I take that back. They deleted the entire IPC in deference to their own code.

I don't live in KY but the more I poke around this issue the more it pisses me off. Just more ego freaks running the show.


----------



## JCsPlumbing (Jul 1, 2008)

22rifle said:


> One word.
> 
> EGO.


I thought as much also. But all that does is slow things down and make Red Tape on both ends for us and them.
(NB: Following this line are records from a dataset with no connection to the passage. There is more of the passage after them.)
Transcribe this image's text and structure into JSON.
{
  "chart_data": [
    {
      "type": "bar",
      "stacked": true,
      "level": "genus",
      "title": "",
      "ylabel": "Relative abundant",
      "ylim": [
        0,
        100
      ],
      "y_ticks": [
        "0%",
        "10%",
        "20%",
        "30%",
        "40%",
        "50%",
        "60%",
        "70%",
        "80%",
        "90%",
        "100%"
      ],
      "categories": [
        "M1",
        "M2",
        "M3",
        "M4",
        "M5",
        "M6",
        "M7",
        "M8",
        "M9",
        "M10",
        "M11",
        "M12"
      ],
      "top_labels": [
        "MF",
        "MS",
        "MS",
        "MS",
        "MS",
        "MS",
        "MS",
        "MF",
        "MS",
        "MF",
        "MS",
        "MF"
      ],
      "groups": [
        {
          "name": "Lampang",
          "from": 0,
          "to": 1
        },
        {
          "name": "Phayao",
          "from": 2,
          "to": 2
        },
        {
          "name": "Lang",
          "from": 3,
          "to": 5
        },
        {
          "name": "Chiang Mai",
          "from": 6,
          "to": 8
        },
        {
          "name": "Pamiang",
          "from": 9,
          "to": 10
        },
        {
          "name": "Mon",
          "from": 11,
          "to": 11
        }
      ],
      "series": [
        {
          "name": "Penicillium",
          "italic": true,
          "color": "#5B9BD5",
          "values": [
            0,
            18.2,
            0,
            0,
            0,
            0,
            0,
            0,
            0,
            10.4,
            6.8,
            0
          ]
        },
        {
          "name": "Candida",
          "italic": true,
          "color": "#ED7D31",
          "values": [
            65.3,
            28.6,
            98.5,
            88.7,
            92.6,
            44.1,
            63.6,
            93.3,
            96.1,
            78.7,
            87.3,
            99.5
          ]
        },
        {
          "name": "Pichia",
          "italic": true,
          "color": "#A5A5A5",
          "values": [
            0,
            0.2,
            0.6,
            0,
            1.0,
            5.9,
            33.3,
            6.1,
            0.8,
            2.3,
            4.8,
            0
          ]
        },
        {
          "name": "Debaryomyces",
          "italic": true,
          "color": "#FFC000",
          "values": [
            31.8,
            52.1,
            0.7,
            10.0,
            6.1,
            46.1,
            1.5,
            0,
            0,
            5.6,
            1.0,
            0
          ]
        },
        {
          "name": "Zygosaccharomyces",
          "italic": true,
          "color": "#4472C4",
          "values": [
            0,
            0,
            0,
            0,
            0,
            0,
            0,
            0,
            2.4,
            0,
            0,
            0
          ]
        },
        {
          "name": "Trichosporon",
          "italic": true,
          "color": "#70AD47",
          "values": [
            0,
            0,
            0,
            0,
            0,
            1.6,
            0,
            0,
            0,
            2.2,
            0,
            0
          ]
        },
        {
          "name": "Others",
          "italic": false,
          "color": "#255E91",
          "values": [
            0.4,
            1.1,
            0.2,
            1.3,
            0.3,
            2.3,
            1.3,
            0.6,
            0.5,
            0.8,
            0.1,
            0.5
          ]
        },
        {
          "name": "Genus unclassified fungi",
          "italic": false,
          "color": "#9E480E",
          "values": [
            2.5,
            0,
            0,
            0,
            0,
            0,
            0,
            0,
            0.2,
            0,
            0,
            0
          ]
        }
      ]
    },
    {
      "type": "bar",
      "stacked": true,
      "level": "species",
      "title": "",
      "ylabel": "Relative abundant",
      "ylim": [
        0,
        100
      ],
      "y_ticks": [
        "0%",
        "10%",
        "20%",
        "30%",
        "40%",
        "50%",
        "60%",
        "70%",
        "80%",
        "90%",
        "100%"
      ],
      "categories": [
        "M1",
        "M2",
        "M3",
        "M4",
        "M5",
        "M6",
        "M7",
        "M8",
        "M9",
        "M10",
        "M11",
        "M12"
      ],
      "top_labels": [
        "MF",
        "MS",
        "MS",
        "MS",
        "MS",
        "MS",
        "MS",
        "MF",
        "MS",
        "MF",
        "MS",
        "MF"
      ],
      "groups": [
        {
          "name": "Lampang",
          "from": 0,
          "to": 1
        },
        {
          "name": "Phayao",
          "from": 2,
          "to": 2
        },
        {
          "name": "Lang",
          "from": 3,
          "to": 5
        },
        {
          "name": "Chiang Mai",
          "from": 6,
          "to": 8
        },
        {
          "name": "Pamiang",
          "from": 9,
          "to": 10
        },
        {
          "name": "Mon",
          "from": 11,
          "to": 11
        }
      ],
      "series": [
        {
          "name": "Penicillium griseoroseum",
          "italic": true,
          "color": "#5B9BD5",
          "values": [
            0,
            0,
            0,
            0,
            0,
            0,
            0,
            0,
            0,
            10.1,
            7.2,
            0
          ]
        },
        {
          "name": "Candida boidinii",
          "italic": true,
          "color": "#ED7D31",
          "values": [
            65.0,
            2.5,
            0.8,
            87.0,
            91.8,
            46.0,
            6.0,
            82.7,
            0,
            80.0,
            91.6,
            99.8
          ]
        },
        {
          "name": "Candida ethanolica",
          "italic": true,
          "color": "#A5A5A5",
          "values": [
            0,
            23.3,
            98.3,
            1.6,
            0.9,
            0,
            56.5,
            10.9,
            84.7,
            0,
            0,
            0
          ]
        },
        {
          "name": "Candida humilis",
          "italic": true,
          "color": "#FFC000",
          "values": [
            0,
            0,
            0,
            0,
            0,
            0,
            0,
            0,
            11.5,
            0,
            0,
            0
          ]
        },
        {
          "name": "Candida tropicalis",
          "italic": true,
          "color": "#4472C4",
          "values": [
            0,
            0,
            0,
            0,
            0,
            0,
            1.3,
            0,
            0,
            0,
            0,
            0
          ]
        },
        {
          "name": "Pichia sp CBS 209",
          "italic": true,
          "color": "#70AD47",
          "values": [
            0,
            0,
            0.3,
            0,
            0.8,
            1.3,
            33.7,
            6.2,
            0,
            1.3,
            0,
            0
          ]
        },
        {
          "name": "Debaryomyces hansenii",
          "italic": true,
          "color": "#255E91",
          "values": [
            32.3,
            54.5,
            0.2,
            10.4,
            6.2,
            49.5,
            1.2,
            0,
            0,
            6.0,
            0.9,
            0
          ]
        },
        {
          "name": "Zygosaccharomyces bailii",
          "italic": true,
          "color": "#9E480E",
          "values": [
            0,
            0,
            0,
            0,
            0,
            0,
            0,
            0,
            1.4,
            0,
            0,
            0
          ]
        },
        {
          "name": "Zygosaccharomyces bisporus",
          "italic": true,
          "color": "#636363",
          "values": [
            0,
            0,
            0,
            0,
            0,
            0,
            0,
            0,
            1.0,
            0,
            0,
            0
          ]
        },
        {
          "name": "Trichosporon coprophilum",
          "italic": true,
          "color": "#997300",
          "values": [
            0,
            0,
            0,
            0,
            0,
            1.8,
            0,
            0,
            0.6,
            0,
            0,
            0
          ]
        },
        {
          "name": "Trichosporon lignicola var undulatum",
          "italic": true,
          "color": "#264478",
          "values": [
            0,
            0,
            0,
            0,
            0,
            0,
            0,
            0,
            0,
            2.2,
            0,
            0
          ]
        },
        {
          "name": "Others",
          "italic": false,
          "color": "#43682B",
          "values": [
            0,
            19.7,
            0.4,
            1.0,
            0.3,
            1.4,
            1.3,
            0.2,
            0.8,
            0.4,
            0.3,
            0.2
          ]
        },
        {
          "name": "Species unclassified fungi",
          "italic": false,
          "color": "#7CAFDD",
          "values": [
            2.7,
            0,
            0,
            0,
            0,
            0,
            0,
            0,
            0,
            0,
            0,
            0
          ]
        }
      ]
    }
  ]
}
Dumb de dumb dumb....DUMMMBBB!!!:laughing:

J.C.


----------



## JCsPlumbing (Jul 1, 2008)

22rifle said:


> Can anyone spot the ego in this letter which is included in KY's building code? (Right there is a HUGE hint, why in thunder is crap like this in the BUILDING CODE?)
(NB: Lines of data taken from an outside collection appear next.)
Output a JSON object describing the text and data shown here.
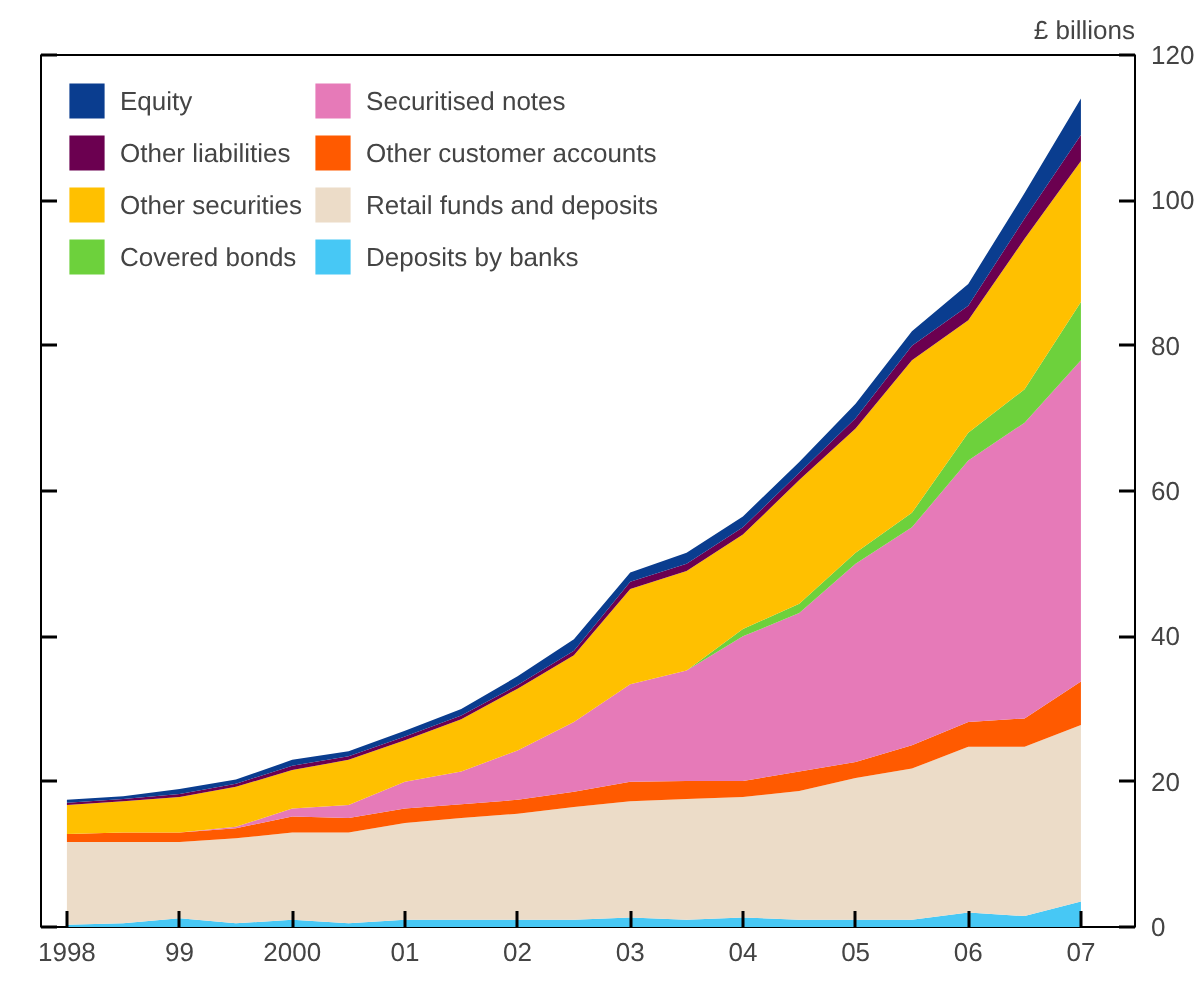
{
  "chart_data": {
    "type": "area",
    "stacked": true,
    "ylabel": "£ billions",
    "x": [
      1998,
      1998.5,
      1999,
      1999.5,
      2000,
      2000.5,
      2001,
      2001.5,
      2002,
      2002.5,
      2003,
      2003.5,
      2004,
      2004.5,
      2005,
      2005.5,
      2006,
      2006.5,
      2007
    ],
    "xlim": [
      1997.77,
      2007.48
    ],
    "ylim": [
      0,
      120
    ],
    "xticks": [
      1998,
      {
        "value": 1999,
        "label": "99"
      },
      2000,
      {
        "value": 2001,
        "label": "01"
      },
      {
        "value": 2002,
        "label": "02"
      },
      {
        "value": 2003,
        "label": "03"
      },
      {
        "value": 2004,
        "label": "04"
      },
      {
        "value": 2005,
        "label": "05"
      },
      {
        "value": 2006,
        "label": "06"
      },
      {
        "value": 2007,
        "label": "07"
      }
    ],
    "yticks": [
      0,
      20,
      40,
      60,
      80,
      100,
      120
    ],
    "grid": false,
    "legend": "top left",
    "series": [
      {
        "name": "Deposits by banks",
        "color": "#47c8f5",
        "values": [
          0.3,
          0.5,
          1.2,
          0.5,
          1.0,
          0.5,
          1.0,
          1.0,
          1.0,
          1.0,
          1.3,
          1.0,
          1.3,
          1.0,
          1.0,
          1.0,
          2.0,
          1.5,
          3.5
        ]
      },
      {
        "name": "Retail funds and deposits",
        "color": "#ecdcc8",
        "values": [
          11.4,
          11.2,
          10.5,
          11.7,
          12.0,
          12.5,
          13.3,
          14.0,
          14.6,
          15.5,
          16.0,
          16.6,
          16.6,
          17.7,
          19.5,
          20.8,
          22.8,
          23.3,
          24.3
        ]
      },
      {
        "name": "Other customer accounts",
        "color": "#ff5a00",
        "values": [
          1.1,
          1.3,
          1.3,
          1.4,
          2.2,
          2.0,
          2.0,
          1.9,
          1.9,
          2.1,
          2.7,
          2.5,
          2.2,
          2.7,
          2.2,
          3.2,
          3.4,
          3.9,
          6.0
        ]
      },
      {
        "name": "Securitised notes",
        "color": "#e67ab8",
        "values": [
          0,
          0,
          0,
          0.2,
          1.1,
          1.8,
          3.7,
          4.5,
          6.8,
          9.6,
          13.4,
          15.2,
          19.9,
          21.8,
          27.3,
          30.0,
          36.0,
          40.7,
          44.2
        ]
      },
      {
        "name": "Covered bonds",
        "color": "#6dd13c",
        "values": [
          0,
          0,
          0,
          0,
          0,
          0,
          0,
          0,
          0,
          0,
          0,
          0,
          1.0,
          1.3,
          1.5,
          2.0,
          3.8,
          4.6,
          8.0
        ]
      },
      {
        "name": "Other securities",
        "color": "#ffc000",
        "values": [
          4.0,
          4.3,
          4.9,
          5.5,
          5.3,
          6.2,
          5.7,
          7.2,
          8.5,
          9.2,
          13.1,
          13.7,
          13.0,
          17.0,
          17.1,
          21.0,
          15.5,
          20.7,
          19.4
        ]
      },
      {
        "name": "Other liabilities",
        "color": "#6b0050",
        "values": [
          0.3,
          0.3,
          0.4,
          0.4,
          0.6,
          0.5,
          0.5,
          0.5,
          0.5,
          0.6,
          1.0,
          1.0,
          1.0,
          1.0,
          1.4,
          2.0,
          2.0,
          2.8,
          3.6
        ]
      },
      {
        "name": "Equity",
        "color": "#0a3d8f",
        "values": [
          0.4,
          0.4,
          0.7,
          0.6,
          0.8,
          0.7,
          0.8,
          0.9,
          1.2,
          1.6,
          1.3,
          1.5,
          1.5,
          1.5,
          2.0,
          2.0,
          3.0,
          3.5,
          5.0
        ]
      }
    ]
  }
}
There sure is alot of "I" in the code isn't it?

J.C.


----------



## dasplum (Dec 12, 2008)

Well...anyone got an idea what a telescoping vent is?


----------



## Dana S (Dec 15, 2008)

Virginia uses the IPC with changes listed in the VCC (Virginia Construction code)


----------



## Scott K (Oct 12, 2008)

In Canada approximately every 5-8 years they develop a new National Plumbing Code. Then each Province adopts this National Code with amendments to suit the Provinces local conditions 1-3 years after the new edition of the National Code comes out. Generally speaking as of the most recent edition of the National Plumbing Code which was 2005, most Provinces had very, very, few, if any amendments, to adopt it as their Provincial Code which means the new edition was quite good and "all encompassing." So the Plumbing/Apprenticeship school I went to stopped making the students buy the BC (Province of British Columbia where I live) Code and just had them buy the National Code since that is what our Level 4 Red Seal exam is based off of. I haven't even bought the new BC Code and just work off of the 2005 National Code. 
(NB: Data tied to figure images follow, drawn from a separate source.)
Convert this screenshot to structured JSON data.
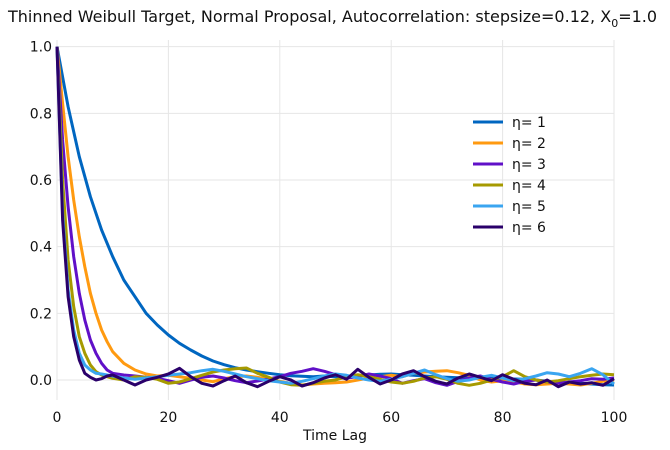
{
  "chart_data": {
    "type": "line",
    "title": "Thinned Weibull Target, Normal Proposal, Autocorrelation: stepsize=0.12, X",
    "title_sub": "0",
    "title_tail": "=1.0",
    "xlabel": "Time Lag",
    "ylabel": "",
    "xlim": [
      0,
      100
    ],
    "ylim": [
      -0.06,
      1.02
    ],
    "x_ticks": [
      "0",
      "20",
      "40",
      "60",
      "80",
      "100"
    ],
    "x_tick_values": [
      0,
      20,
      40,
      60,
      80,
      100
    ],
    "y_ticks": [
      "0.0",
      "0.2",
      "0.4",
      "0.6",
      "0.8",
      "1.0"
    ],
    "y_tick_values": [
      0,
      0.2,
      0.4,
      0.6,
      0.8,
      1.0
    ],
    "grid": true,
    "legend_position": "right",
    "series": [
      {
        "name": "η= 1",
        "color": "#0066c0",
        "x": [
          0,
          2,
          4,
          6,
          8,
          10,
          12,
          14,
          16,
          18,
          20,
          22,
          24,
          26,
          28,
          30,
          32,
          34,
          36,
          38,
          40,
          42,
          44,
          46,
          48,
          50,
          52,
          54,
          56,
          58,
          60,
          62,
          64,
          66,
          68,
          70,
          72,
          74,
          76,
          78,
          80,
          82,
          84,
          86,
          88,
          90,
          92,
          94,
          96,
          98,
          100
        ],
        "y": [
          1.0,
          0.82,
          0.67,
          0.55,
          0.45,
          0.37,
          0.3,
          0.25,
          0.2,
          0.165,
          0.135,
          0.11,
          0.09,
          0.072,
          0.057,
          0.046,
          0.037,
          0.03,
          0.025,
          0.02,
          0.016,
          0.013,
          0.011,
          0.01,
          0.012,
          0.01,
          0.011,
          0.013,
          0.015,
          0.017,
          0.018,
          0.016,
          0.014,
          0.012,
          0.01,
          0.008,
          0.007,
          0.006,
          0.006,
          0.005,
          0.004,
          0.003,
          0.002,
          0.0,
          -0.004,
          -0.006,
          -0.008,
          -0.01,
          -0.012,
          -0.014,
          -0.015
        ]
      },
      {
        "name": "η= 2",
        "color": "#ff9a10",
        "x": [
          0,
          1,
          2,
          3,
          4,
          5,
          6,
          7,
          8,
          9,
          10,
          12,
          14,
          16,
          18,
          20,
          22,
          24,
          26,
          28,
          30,
          32,
          34,
          36,
          38,
          40,
          42,
          44,
          46,
          48,
          50,
          52,
          54,
          56,
          58,
          60,
          62,
          64,
          66,
          68,
          70,
          72,
          74,
          76,
          78,
          80,
          82,
          84,
          86,
          88,
          90,
          92,
          94,
          96,
          98,
          100
        ],
        "y": [
          1.0,
          0.83,
          0.67,
          0.54,
          0.43,
          0.34,
          0.26,
          0.2,
          0.15,
          0.115,
          0.085,
          0.05,
          0.03,
          0.018,
          0.012,
          0.014,
          0.01,
          0.005,
          0.0,
          -0.005,
          0.004,
          0.01,
          0.012,
          0.008,
          0.003,
          -0.004,
          -0.01,
          -0.015,
          -0.012,
          -0.01,
          -0.008,
          -0.006,
          0.0,
          0.006,
          0.01,
          0.014,
          0.01,
          0.02,
          0.024,
          0.026,
          0.028,
          0.022,
          0.014,
          0.0,
          -0.006,
          -0.002,
          -0.005,
          -0.012,
          -0.014,
          -0.012,
          -0.01,
          -0.012,
          -0.015,
          -0.01,
          -0.004,
          0.0
        ]
      },
      {
        "name": "η= 3",
        "color": "#6010c8",
        "x": [
          0,
          1,
          2,
          3,
          4,
          5,
          6,
          7,
          8,
          9,
          10,
          12,
          14,
          16,
          18,
          20,
          22,
          24,
          26,
          28,
          30,
          32,
          34,
          36,
          38,
          40,
          42,
          44,
          46,
          48,
          50,
          52,
          54,
          56,
          58,
          60,
          62,
          64,
          66,
          68,
          70,
          72,
          74,
          76,
          78,
          80,
          82,
          84,
          86,
          88,
          90,
          92,
          94,
          96,
          98,
          100
        ],
        "y": [
          1.0,
          0.72,
          0.52,
          0.37,
          0.26,
          0.18,
          0.12,
          0.08,
          0.05,
          0.03,
          0.02,
          0.015,
          0.012,
          0.008,
          0.005,
          -0.002,
          -0.01,
          0.0,
          0.008,
          0.012,
          0.006,
          -0.002,
          -0.008,
          -0.003,
          0.003,
          0.01,
          0.02,
          0.026,
          0.034,
          0.026,
          0.016,
          0.006,
          0.01,
          0.018,
          0.012,
          0.004,
          -0.01,
          -0.002,
          0.004,
          -0.008,
          -0.016,
          -0.004,
          0.006,
          0.012,
          0.002,
          -0.006,
          -0.012,
          -0.004,
          0.0,
          -0.006,
          -0.01,
          -0.006,
          -0.002,
          0.004,
          0.002,
          0.006
        ]
      },
      {
        "name": "η= 4",
        "color": "#a69a00",
        "x": [
          0,
          1,
          2,
          3,
          4,
          5,
          6,
          7,
          8,
          10,
          12,
          14,
          16,
          18,
          20,
          22,
          24,
          26,
          28,
          30,
          32,
          34,
          36,
          38,
          40,
          42,
          44,
          46,
          48,
          50,
          52,
          54,
          56,
          58,
          60,
          62,
          64,
          66,
          68,
          70,
          72,
          74,
          76,
          78,
          80,
          82,
          84,
          86,
          88,
          90,
          92,
          94,
          96,
          98,
          100
        ],
        "y": [
          1.0,
          0.6,
          0.36,
          0.22,
          0.13,
          0.08,
          0.045,
          0.025,
          0.015,
          0.005,
          0.0,
          0.01,
          0.008,
          0.002,
          -0.01,
          -0.006,
          0.004,
          0.014,
          0.024,
          0.03,
          0.034,
          0.036,
          0.02,
          0.008,
          -0.006,
          -0.014,
          -0.016,
          -0.01,
          -0.004,
          0.0,
          0.01,
          0.016,
          0.01,
          0.002,
          -0.006,
          -0.01,
          -0.004,
          0.006,
          0.01,
          0.002,
          -0.01,
          -0.016,
          -0.01,
          0.0,
          0.01,
          0.028,
          0.01,
          0.0,
          -0.006,
          -0.002,
          0.004,
          0.01,
          0.014,
          0.018,
          0.016
        ]
      },
      {
        "name": "η= 5",
        "color": "#3aa5f0",
        "x": [
          0,
          1,
          2,
          3,
          4,
          5,
          6,
          7,
          8,
          10,
          12,
          14,
          16,
          18,
          20,
          22,
          24,
          26,
          28,
          30,
          32,
          34,
          36,
          38,
          40,
          42,
          44,
          46,
          48,
          50,
          52,
          54,
          56,
          58,
          60,
          62,
          64,
          66,
          68,
          70,
          72,
          74,
          76,
          78,
          80,
          82,
          84,
          86,
          88,
          90,
          92,
          94,
          96,
          98,
          100
        ],
        "y": [
          1.0,
          0.5,
          0.27,
          0.15,
          0.08,
          0.045,
          0.03,
          0.02,
          0.018,
          0.012,
          0.006,
          0.002,
          0.006,
          0.01,
          0.014,
          0.018,
          0.022,
          0.028,
          0.032,
          0.026,
          0.018,
          0.01,
          0.004,
          -0.002,
          -0.006,
          -0.01,
          -0.004,
          0.004,
          0.012,
          0.018,
          0.014,
          0.006,
          0.0,
          -0.004,
          0.002,
          0.01,
          0.02,
          0.03,
          0.016,
          0.004,
          -0.004,
          0.0,
          0.008,
          0.014,
          0.006,
          -0.002,
          0.004,
          0.012,
          0.022,
          0.018,
          0.01,
          0.02,
          0.034,
          0.016,
          -0.012
        ]
      },
      {
        "name": "η= 6",
        "color": "#2a006a",
        "x": [
          0,
          1,
          2,
          3,
          4,
          5,
          6,
          7,
          8,
          9,
          10,
          12,
          14,
          16,
          18,
          20,
          22,
          24,
          26,
          28,
          30,
          32,
          34,
          36,
          38,
          40,
          42,
          44,
          46,
          48,
          50,
          52,
          54,
          56,
          58,
          60,
          62,
          64,
          66,
          68,
          70,
          72,
          74,
          76,
          78,
          80,
          82,
          84,
          86,
          88,
          90,
          92,
          94,
          96,
          98,
          100
        ],
        "y": [
          1.0,
          0.48,
          0.25,
          0.13,
          0.06,
          0.02,
          0.008,
          0.0,
          0.004,
          0.012,
          0.015,
          0.0,
          -0.015,
          0.0,
          0.008,
          0.018,
          0.035,
          0.01,
          -0.01,
          -0.018,
          -0.002,
          0.012,
          -0.008,
          -0.02,
          -0.004,
          0.01,
          0.0,
          -0.018,
          -0.008,
          0.006,
          0.016,
          0.002,
          0.032,
          0.008,
          -0.012,
          0.0,
          0.018,
          0.028,
          0.01,
          -0.004,
          -0.012,
          0.006,
          0.018,
          0.008,
          -0.002,
          0.016,
          0.002,
          -0.01,
          -0.014,
          0.0,
          -0.02,
          -0.006,
          -0.012,
          -0.008,
          -0.016,
          0.004
        ]
      }
    ]
  }
}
And so when I wrote my Inter-Provincial Red Seal Exam in 2007, I am certified as a Journeyman Plumber accross Canada. The Apprenticeship program in Canada does not make you get certified in each area or county or Province you work in. Once you got that red seal card in your wallet with your name on it, you're a Journeyman, period. 

Now of course varous cities accross Canada have certain "preferences," within their plumbing inspection departments, but generally speaking if you want to, you can challenge these preferences at an appeals process as long as you know your stuff. But then you're not going to be making too many friends within the Plumbing Inspectors in that particular city/municipality which could make things a headache later on. So you just slowly learn the little idiosynchracies of each inspector or area but theres not too much to worry about anyways.


----------



## plumber1a (Jan 3, 2009)

Telescoping a vent is using reducers(increasers) to maximize the vent horizontal distance allowed by code and is not legal. In Los Angeles, CA. we use the California Plumbing Codes with City addendums, the addendums are most difficult to keep track of, each city may and do view things differently.


----------



## satony (Jul 5, 2009)

threaderman said:


> I thought Texas was IPC too,is this not the case?


 San AntonioTX UPC in commercial
and IPC in res.


----------



## gladerunner (Jan 24, 2009)

In philadelphia, we have our own code. Not like any other. we can run small fixture waste (2" and under) up to 12' from a stack without any additional venting, water closets can be up to 8' from stack or vented line, it's sweet.


----------



## frostyplumber (Jul 16, 2009)

alaska uses upc which works fine up here the only problems arise when inspectors dont know how to inspect combination drain vent portions of a system when they are needed


----------



## frostyplumber (Jul 16, 2009)

unions and code counsils wont allow it


----------



## frostyplumber (Jul 16, 2009)

unions no liky


----------



## ILPlumber (Jun 17, 2008)

frostyplumber said:


> unions no liky


"How to influence people and win friends" by Frostyplumber. Coming to a bookstore near you.


----------



## TheMaster (Jun 12, 2009)

ILPlumber said:


> "How to influence people and win friends" by Frostyplumber. Coming to a bookstore near you.


 Thats "priceless" IL. I'm impressed. Thats true comedy.....clean too. Good work.:laughing:. I could prolly help co-author that one:laughing:


----------



## plumbob1234 (Mar 29, 2009)

As Scott said, In Canada we work off the "National Plumbing Code of Canada (2005)", however my last intake at trade school it seemed we did alot of crossing out, and changing to ammend it to the Alberta code. The wording on the topics would change, but most of the time it was just legaility, and the actual installation stayed the same. This last intake I had 5 different code books. The National Plumbing code, Propane storage and handling, Natural gas installation, Rural Sewage, and now the all new Hydronic heating installation and design. The hydronic one cost around $60.00 (i think) and after about 10 pages of definitions, almost every topic has the same statement, "See Manufacturers installation instruction, and design specs." The only thing worse than having to pay for that, is listening to someone teach it.


----------



## ESPinc (Jul 18, 2009)

Florida uses FPC/ IPC but it is always good to check with the county and city building departments to see what they require. Even though we are "supposed to be on the same page" each chief plumbing inspector has their own idea. What you can do in one county will change in another and so does a city with a building department within a county. I make it a point to keep up to date in the 8 counties we work in, that seems to be a job within itself..


----------